In the process of packing, Reid, who has taught at the school for 18 years, found six different sets of plans for science labs, all of which fell through – a reminder that it has not been all plain sailing to get to this point. There were fears over funding, too. Ultimately, education secretary John Swinney, who was finance secretary at the time, had to be approached to give the project special sign-off after changes to the way in which public buildings were funded put the building at risk.
There was also wrangling over the best site for the school and the council struggled to find a contractor willing to carry out the work, given the perceived difficulties of building in Shetland. All the materials had to be brought to the island by ferry and there were also worries about where workers would be housed.

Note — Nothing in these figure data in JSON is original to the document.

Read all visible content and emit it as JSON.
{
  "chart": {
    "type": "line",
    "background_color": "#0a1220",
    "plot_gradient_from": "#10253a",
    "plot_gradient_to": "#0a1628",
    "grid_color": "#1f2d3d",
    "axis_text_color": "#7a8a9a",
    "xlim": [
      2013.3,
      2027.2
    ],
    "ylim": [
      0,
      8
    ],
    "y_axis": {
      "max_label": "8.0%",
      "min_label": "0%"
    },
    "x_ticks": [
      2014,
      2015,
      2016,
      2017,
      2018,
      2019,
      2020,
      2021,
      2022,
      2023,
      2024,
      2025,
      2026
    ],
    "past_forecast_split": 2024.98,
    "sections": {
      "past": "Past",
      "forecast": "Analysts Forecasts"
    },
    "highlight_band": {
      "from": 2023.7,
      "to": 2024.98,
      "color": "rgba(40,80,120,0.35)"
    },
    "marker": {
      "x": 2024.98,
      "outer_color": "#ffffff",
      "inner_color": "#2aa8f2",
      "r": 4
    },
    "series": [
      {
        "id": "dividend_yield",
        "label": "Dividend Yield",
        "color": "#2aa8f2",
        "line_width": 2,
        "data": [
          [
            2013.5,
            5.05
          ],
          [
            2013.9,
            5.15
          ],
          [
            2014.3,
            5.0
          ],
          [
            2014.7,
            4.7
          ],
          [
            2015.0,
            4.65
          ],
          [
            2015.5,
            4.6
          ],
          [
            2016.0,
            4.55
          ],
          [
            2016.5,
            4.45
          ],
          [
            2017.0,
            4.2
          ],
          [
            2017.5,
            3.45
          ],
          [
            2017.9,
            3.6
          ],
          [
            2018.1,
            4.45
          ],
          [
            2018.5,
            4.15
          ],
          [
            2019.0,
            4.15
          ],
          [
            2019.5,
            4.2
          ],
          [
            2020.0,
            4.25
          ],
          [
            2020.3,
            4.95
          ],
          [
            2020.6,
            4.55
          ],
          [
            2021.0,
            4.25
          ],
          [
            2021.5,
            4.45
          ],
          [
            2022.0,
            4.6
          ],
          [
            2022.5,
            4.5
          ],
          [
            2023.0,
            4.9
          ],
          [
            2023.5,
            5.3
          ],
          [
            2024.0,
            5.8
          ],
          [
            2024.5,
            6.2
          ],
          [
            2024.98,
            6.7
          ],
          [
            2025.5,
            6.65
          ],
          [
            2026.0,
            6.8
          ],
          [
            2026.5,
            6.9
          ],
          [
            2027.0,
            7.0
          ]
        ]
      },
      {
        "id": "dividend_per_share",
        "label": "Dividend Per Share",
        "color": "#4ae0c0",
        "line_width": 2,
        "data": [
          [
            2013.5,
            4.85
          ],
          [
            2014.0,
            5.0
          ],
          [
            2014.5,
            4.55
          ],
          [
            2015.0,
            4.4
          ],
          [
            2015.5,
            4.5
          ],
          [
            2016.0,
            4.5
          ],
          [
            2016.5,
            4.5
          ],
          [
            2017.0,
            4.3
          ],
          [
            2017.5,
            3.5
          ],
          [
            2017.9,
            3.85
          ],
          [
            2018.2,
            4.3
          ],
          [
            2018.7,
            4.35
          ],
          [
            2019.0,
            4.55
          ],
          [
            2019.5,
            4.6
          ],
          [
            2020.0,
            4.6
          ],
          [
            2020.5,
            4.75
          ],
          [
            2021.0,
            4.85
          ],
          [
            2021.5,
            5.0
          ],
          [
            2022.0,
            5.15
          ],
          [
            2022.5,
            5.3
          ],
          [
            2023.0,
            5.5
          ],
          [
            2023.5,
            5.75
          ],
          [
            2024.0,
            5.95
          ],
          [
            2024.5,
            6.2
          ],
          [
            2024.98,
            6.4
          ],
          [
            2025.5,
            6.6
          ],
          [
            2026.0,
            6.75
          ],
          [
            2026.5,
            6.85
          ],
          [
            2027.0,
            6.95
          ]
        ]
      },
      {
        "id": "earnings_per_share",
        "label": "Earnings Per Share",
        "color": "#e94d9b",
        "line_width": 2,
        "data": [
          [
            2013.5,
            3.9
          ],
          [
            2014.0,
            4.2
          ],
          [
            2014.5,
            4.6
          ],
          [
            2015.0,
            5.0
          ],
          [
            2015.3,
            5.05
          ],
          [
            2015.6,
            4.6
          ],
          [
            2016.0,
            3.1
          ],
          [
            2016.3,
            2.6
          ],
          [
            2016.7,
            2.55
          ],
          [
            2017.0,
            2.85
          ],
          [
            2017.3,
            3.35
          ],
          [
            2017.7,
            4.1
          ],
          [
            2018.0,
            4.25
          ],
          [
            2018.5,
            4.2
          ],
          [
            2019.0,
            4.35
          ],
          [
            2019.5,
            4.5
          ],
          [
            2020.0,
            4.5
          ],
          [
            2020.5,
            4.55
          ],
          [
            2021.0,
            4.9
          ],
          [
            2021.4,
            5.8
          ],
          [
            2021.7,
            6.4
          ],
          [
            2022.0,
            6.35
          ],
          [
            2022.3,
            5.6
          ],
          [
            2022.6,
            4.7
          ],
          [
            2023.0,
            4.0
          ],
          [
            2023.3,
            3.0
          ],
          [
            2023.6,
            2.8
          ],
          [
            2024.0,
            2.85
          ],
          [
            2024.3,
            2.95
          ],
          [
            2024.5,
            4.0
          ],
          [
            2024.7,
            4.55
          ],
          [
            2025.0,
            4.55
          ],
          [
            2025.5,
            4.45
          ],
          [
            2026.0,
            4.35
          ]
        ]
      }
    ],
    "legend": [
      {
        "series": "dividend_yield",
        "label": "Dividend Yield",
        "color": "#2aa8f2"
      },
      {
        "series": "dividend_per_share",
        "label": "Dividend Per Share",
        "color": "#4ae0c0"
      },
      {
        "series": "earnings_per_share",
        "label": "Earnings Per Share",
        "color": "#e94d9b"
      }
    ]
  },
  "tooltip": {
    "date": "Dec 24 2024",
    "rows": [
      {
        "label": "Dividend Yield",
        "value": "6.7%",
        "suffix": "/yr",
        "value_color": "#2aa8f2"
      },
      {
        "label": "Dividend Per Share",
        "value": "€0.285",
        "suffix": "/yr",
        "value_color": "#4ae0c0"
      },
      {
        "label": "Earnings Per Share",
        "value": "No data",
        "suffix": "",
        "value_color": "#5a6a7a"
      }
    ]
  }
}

The Shetland Gas Plant – said to be the biggest construction project in the UK since the London Olympics – was ongoing at the time the school build was due to get underway. There was “not a bed to be found” on the islands, says Laurenson.
“Contractors were worried about how they would accommodate their workforces,” she recalls. The gas-plant workers were eventually accommodated in barges anchored at the pier, which freed up space for the workers building the school and residence.
Now, the project has been delivered on time and on budget. Already, the school feels like home, says Valerie Nicolson, who has been Anderson High headteacher for 13 years and is a former pupil.
Like a lot of Anderson High staff, she had, after so many false starts, pushed the idea of a new school to the back of her mind. But now she has settled into her new office, which looks out over a Pictish broch – an Iron Age roundhouse building maintained by Historic Scotland – as well Clickimin Loch and the south harbour. It is not uncommon to see otters making their way from the loch to the sea – another reminder this is a school site like no other in Scotland.
“It feels right – it feels like ours,” she says.